# QA evaluation

In [8]:
import os
import sys
import json
import time
import pandas as pd
from pathlib import Path
import torch

from transformers import AutoModelForCausalLM, AutoTokenizer

PROJECT_ROOT = Path(".").resolve().parent
if str(PROJECT_ROOT) not in sys.path:
    sys.path.insert(0, str(PROJECT_ROOT))
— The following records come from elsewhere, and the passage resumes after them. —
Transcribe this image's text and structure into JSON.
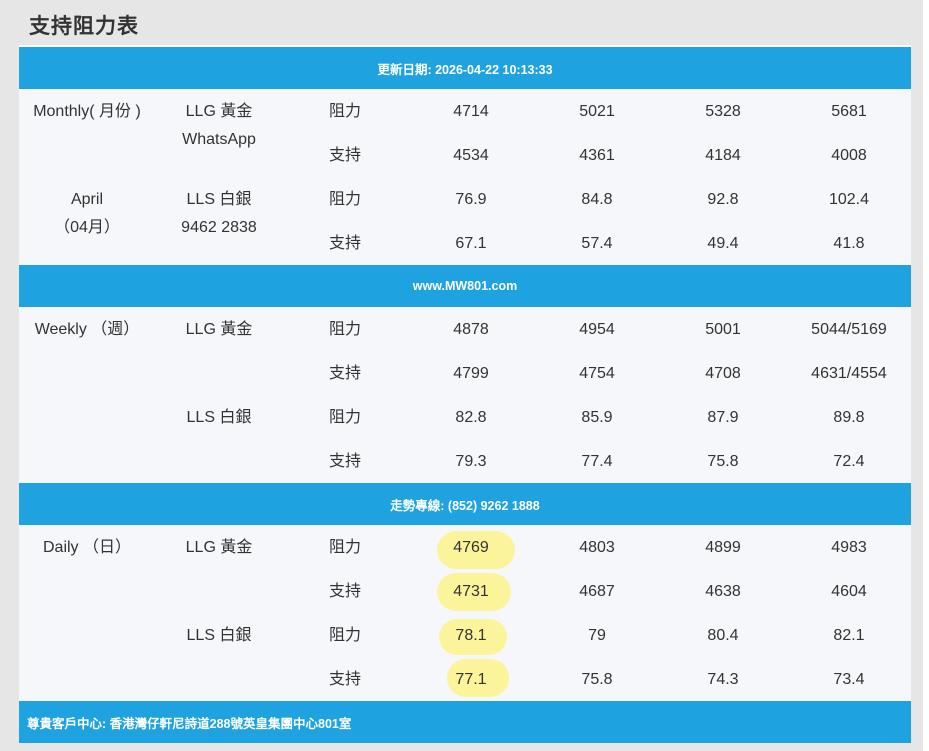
{
  "title": "支持阻力表",
  "bands": {
    "update": "更新日期: 2026-04-22 10:13:33",
    "website": "www.MW801.com",
    "hotline": "走勢專線: (852) 9262 1888",
    "address": "尊貴客戶中心: 香港灣仔軒尼詩道288號英皇集團中心801室"
  },
  "monthly": {
    "period_label": "Monthly( 月份 )",
    "month_label": "April",
    "month_sub": "（04月）",
    "contact_label": "WhatsApp",
    "contact_number": "9462 2838",
    "llg": {
      "name": "LLG 黃金",
      "resistance": {
        "label": "阻力",
        "values": [
          "4714",
          "5021",
          "5328",
          "5681"
        ]
      },
      "support": {
        "label": "支持",
        "values": [
          "4534",
          "4361",
          "4184",
          "4008"
        ]
      }
    },
    "lls": {
      "name": "LLS 白銀",
      "resistance": {
        "label": "阻力",
        "values": [
          "76.9",
          "84.8",
          "92.8",
          "102.4"
        ]
      },
      "support": {
        "label": "支持",
        "values": [
          "67.1",
          "57.4",
          "49.4",
          "41.8"
        ]
      }
    }
  },
  "weekly": {
    "period_label": "Weekly （週）",
    "llg": {
      "name": "LLG 黃金",
      "resistance": {
        "label": "阻力",
        "values": [
          "4878",
          "4954",
          "5001",
          "5044/5169"
        ]
      },
      "support": {
        "label": "支持",
        "values": [
          "4799",
          "4754",
          "4708",
          "4631/4554"
        ]
      }
    },
    "lls": {
      "name": "LLS 白銀",
      "resistance": {
        "label": "阻力",
        "values": [
          "82.8",
          "85.9",
          "87.9",
          "89.8"
        ]
      },
      "support": {
        "label": "支持",
        "values": [
          "79.3",
          "77.4",
          "75.8",
          "72.4"
        ]
      }
    }
  },
  "daily": {
    "period_label": "Daily （日）",
    "llg": {
      "name": "LLG 黃金",
      "resistance": {
        "label": "阻力",
        "values": [
          "4769",
          "4803",
          "4899",
          "4983"
        ]
      },
      "support": {
        "label": "支持",
        "values": [
          "4731",
          "4687",
          "4638",
          "4604"
        ]
      }
    },
    "lls": {
      "name": "LLS 白銀",
      "resistance": {
        "label": "阻力",
        "values": [
          "78.1",
          "79",
          "80.4",
          "82.1"
        ]
      },
      "support": {
        "label": "支持",
        "values": [
          "77.1",
          "75.8",
          "74.3",
          "73.4"
        ]
      }
    }
  },
  "highlight_color": "#fbf49b",
  "band_color": "#1ea2e0"
}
# Import the necessary modules to get the logging data
from src.evaluation.common import load_model_and_tokenizer

In [12]:
# Load data
df = pd.read_csv("../data/QA/article_qa.csv")
df.head()

Unnamed: 0,article_title,article_url,question,answer
0,“Dunks for Tomorrow” Creating Real Opportuniti...,https://www.press.bmwgroup.com/global/article/...,How much money did BMW Munich donate for the d...,"€125,000"
1,BMW celebrates 25 years of the Preis der Natio...,https://www.press.bmwgroup.com/global/article/...,Who designed the 19th BMW Art Car?,John Baldessari
2,Indianapolis 8 Hour: Kelvin van der Linde wins...,https://www.press.bmwgroup.com/global/article/...,Who won the Drivers’ Championship of the Inter...,Kelvin van der Linde
3,Nelson Piquet tribute: BMW Group Classic broug...,https://www.press.bmwgroup.com/global/article/...,In which year did Nelson Piquet become the fir...,1983
4,Iconic BMW Art Cars by Andy Warhol and Julie M...,https://www.press.bmwgroup.com/global/article/...,Which two American artists' BMW Art Cars are e...,"Andy Warhol, Julie Mehretu"


In [None]:
# Load model and tokenizer
model_cfg = {
    "base_model": "HuggingFaceTB/SmolLM2-135M",
    "variant": "base"
}
checkpoint_path = PROJECT_ROOT / "experiments" / "exp_-02_SmolLM2-135M_base" / "checkpoints" / "final" # Change appriopriately
model, tokenizer = load_model_and_tokenizer(model_cfg, checkpoint_path)

In [21]:
for index, row in df.iterrows():
    question = row['question']
    input_text = f"Answer with maximum three words.\nQuestion: {question}\nAnswer:"
    
    input_ids = tokenizer.encode(input_text, return_tensors='pt').to(model.device)
    attention_mask = torch.ones_like(input_ids)

    with torch.no_grad():
        output_ids = model.generate(
            input_ids=input_ids,
            attention_mask=attention_mask,
            max_new_tokens=10,
            do_sample=False,
            num_beams=1,
            pad_token_id=tokenizer.eos_token_id,
        )
    answer = tokenizer.decode(output_ids[0], skip_special_tokens=True)[len(input_text):].strip().split('\n')[0] # Get only the first line of the answer
    
    print(f"Q: {question}\nModel A: {answer}\nTrue A:  {row['answer']}")
    print("-" * 50)

Q: How much money did BMW Munich donate for the dunks?
Model A: 1,000,000
True A:  €125,000
--------------------------------------------------
Q: Who designed the 19th BMW Art Car?
Model A: The BMW Art Car was designed by the designer
True A:  John Baldessari
--------------------------------------------------
Q: Who won the Drivers’ Championship of the Intercontinental GT Challenge?
Model A: The BMW M4 GT3 EVO.
True A:  Kelvin van der Linde
--------------------------------------------------
Q: In which year did Nelson Piquet become the first turbo world champion in Formula 1?
Model A: 2018.
True A:  1983
--------------------------------------------------
Q: Which two American artists' BMW Art Cars are exhibited at the Pebble Beach Concours d'Elegance?
Model A: The BMW Art Cars of the 20
True A:  Andy Warhol, Julie Mehretu
--------------------------------------------------
Q: Who are the three drivers selected for the BMW M Racing Academy Class of 2026?
Model A: The three drivers select